Jeff Bezos Will Donate $100 Million to Help Food Banks Facing Shortages Due to the Coronavirus Outbreak
Jeff Bezos is donating $100 million to Feeding America, a nonprofit that helps food banks feed families in need.
The Amazon founder and CEO posted about the donation on his Instagram account Thursday afternoon, citing the spread of the coronavirus the reason he chose to make the donation.
"Even in ordinary times, food insecurity in American households is an important problem, and unfortunately COVID-19 is amplifying that stress significantly," Bezos wrote. "Non-profit food banks and food pantries rely in large part on surplus food from a range of food businesses. For example, many restaurants donate excess food. But during this time of social distancing, restaurants are closed, and many other normal channels of excess food have also shut down. To make matters worse, as supply is dwindling, demand for food bank services is going up."
Bezos isn't the only one working with Feeding America. Also on Thursday, Apple, Laurene Powell Jobs, and Leonardo DiCaprio teamed up to launch a new organization called America's Food Fund — one of the fund's first beneficiaries will be Feeding America.

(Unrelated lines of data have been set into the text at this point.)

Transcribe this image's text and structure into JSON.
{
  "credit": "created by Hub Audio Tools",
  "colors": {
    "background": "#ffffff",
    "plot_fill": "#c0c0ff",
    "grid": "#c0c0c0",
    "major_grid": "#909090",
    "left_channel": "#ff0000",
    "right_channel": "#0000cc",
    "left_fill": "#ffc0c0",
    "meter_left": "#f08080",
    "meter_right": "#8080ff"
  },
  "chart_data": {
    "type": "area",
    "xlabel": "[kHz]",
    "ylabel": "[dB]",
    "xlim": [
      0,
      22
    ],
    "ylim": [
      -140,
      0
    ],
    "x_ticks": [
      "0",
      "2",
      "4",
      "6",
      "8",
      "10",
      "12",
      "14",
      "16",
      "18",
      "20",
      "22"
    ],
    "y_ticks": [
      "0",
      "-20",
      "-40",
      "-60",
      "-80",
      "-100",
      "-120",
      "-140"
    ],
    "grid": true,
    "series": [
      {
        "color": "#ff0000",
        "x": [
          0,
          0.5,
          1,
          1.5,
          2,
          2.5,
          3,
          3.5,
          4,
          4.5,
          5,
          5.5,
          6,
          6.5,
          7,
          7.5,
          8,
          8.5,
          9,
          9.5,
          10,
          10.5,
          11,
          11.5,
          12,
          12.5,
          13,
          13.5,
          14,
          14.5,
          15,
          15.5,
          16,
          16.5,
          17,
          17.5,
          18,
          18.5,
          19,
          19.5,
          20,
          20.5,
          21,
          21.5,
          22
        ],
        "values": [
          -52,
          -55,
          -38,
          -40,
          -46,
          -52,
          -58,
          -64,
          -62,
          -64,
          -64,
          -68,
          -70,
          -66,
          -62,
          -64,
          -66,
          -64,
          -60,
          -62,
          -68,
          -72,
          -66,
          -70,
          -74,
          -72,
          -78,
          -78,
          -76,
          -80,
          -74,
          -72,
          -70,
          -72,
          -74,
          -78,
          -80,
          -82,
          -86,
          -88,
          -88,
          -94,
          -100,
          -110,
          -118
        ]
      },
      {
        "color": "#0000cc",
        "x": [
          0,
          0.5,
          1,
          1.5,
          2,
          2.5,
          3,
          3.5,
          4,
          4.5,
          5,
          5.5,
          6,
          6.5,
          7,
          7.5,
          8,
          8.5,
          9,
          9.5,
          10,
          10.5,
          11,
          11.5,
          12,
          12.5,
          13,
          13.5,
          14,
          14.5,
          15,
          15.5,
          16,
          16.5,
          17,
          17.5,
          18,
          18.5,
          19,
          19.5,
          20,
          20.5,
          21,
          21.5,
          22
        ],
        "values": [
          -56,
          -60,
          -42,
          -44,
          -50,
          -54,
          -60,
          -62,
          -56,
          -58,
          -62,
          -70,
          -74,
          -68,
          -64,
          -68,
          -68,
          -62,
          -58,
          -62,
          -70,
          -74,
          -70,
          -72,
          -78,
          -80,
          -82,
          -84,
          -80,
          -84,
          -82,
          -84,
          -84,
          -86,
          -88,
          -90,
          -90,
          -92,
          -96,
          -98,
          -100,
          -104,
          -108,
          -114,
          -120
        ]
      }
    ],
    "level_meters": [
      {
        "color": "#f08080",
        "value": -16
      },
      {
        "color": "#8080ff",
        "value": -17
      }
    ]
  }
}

Bezos and Amazon have been working behind the scenes during the pandemic, including holding talks with the World Health Organization, providing IT support, and offering to deliver COVID-19 test kits in the UK. Amazon, along with Microsoft, donated $1 million to a Seattle-based fund for coronavirus response, and Amazon set up a $25 million relief fund for its independent delivery drivers and seasonal employees.
But the relief fund also sparked backlash after it included a "Donate" button on the relief fund site, leaving many to conclude that Amazon, a $1 trillion company, was soliciting donations from the public to help its workers. (Setting up a fund like this requires Amazon to open it up to the public, but Amazon was not asking for donations, the company told CNET.)
And inside Amazon's warehouses, which have been deemed "essential" and are still operating, employees have raised concerns that the company isn't keeping them in the loop about new cases of coronavirus among workers, and that Amazon isn't properly sanitizing the fulfillment centers or supplying enough sanitation supplies or protective gear. Workers at multiple Amazon warehouses around the country have since gone on strike.